Bir de yandaşlar bulmuş kendisine. Burnum narkotik bir köpeğin burnunun hassasiyetiyle görev başında. Akan suyun kokusunu bile duyuyor. Komşuların yemek menülerini sayıp döküyor. Hatta pilavın şehriyelerini biraz yakmışlar galiba, onu bile haber veriyor.
Burun iş başına geçer de kulak durur mu? Neredeyse yerdegezen karıncanın sesinden rahatsız olacak. Yarasalarla yarışıyor. Evde çıkacak ufacık bir sese dahi tahammül edemiyorum.
Çocuklarım beni öpmek istiyor. Midem ona bile karışıyor. Hemen başlıyor bulanmaya. Eşimin sesine, soluğuna bile tahammülüm yok onun yüzünden.
Yemeyi içmeyi anladım da televizyonlardaki programlardan, telefonumdaki uygulamaların gelen bildirimlerinden niye rahatsız oluyorsun? Bunda bulanacak bir şeyi nasıl bulabiliyorsun?
Senin ilgi alanın yiyecekler. Geleni sindir gitsin. Hatta yanındaki ufaklık kızsa ekşi, erkekse tatlı şeyler iste de biz de cinsiyetini anlayalım değil mi? Karalahana çorbası isteyince haliyle cinsiyet tahmininde de bulunamıyor insan. Bir de beyaz lahanadan sarma istedi de yaptı canım anneciğim. Bu sefer de tutturdu “Bir ısırık bile yemem” diye. Tabi sen her şeyi katıp karıştırdığın için sarma yapmanın zahmetini nereden bileceksin.
Su içmeyecekmişim.

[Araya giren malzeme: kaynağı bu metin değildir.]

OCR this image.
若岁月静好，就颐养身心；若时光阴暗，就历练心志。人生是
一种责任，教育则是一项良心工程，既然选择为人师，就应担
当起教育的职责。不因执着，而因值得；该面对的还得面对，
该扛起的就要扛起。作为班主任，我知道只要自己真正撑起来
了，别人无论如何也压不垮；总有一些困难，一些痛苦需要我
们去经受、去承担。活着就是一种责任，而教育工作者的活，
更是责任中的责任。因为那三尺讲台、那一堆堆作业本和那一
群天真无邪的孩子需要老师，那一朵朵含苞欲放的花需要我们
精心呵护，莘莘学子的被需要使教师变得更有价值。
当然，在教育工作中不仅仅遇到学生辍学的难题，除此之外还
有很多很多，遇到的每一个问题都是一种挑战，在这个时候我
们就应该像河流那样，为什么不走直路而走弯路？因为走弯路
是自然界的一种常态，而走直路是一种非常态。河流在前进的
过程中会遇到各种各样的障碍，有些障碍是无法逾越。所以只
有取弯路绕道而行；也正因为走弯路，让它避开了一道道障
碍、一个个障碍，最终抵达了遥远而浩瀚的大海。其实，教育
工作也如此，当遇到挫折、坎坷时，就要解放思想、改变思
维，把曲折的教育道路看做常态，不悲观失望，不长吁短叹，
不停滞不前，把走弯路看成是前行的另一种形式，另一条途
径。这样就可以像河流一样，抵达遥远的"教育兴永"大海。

Tutturdu “Karpuz isterim” diye. Mart ayında karpuzun kaç para olduğunu biliyor musun sen? Oradan bakınca Karun gibi mi görünüyorum? Alıp da yiyince de mutlu olmuyor ki. Ağzıma metal yemişim gibi bir tat gönderiyor.
Sağdan soldan herkes bildiklerini anlatıyor. Ne denirse yapıyorum. Sabahları tuzlu kraker yemek, o olmazsa beyaz leblebi atıştırmak, o da olmazsa ayvayı çekirdekleri ve kabuğuyla az suda kaynatıp içmek… Daha neler neler… Sadece bir hemşire sabahları uyanınca yere bakmamamı, direkt karşıya veya tavana bakmamı tembihledi. Bir tek onun dediğini yapmadım. Gözleri görmeyen birinde bu ne işe yarayacak ki? Sözün bittiği yerdeyim.
Bütün bu yaptıklarına rağmen yine de alttan alıyorum. “Birbirimize ölene kadar ihtiyacımız var. Senin yerini kimse tutamaz. Üç ay kaldı. Sabret. Ufaklıkla da iyi geçin canım midem” diyorum. O da bana “gurrrr” diye cevap veriyor. Acaba ne demek istiyor?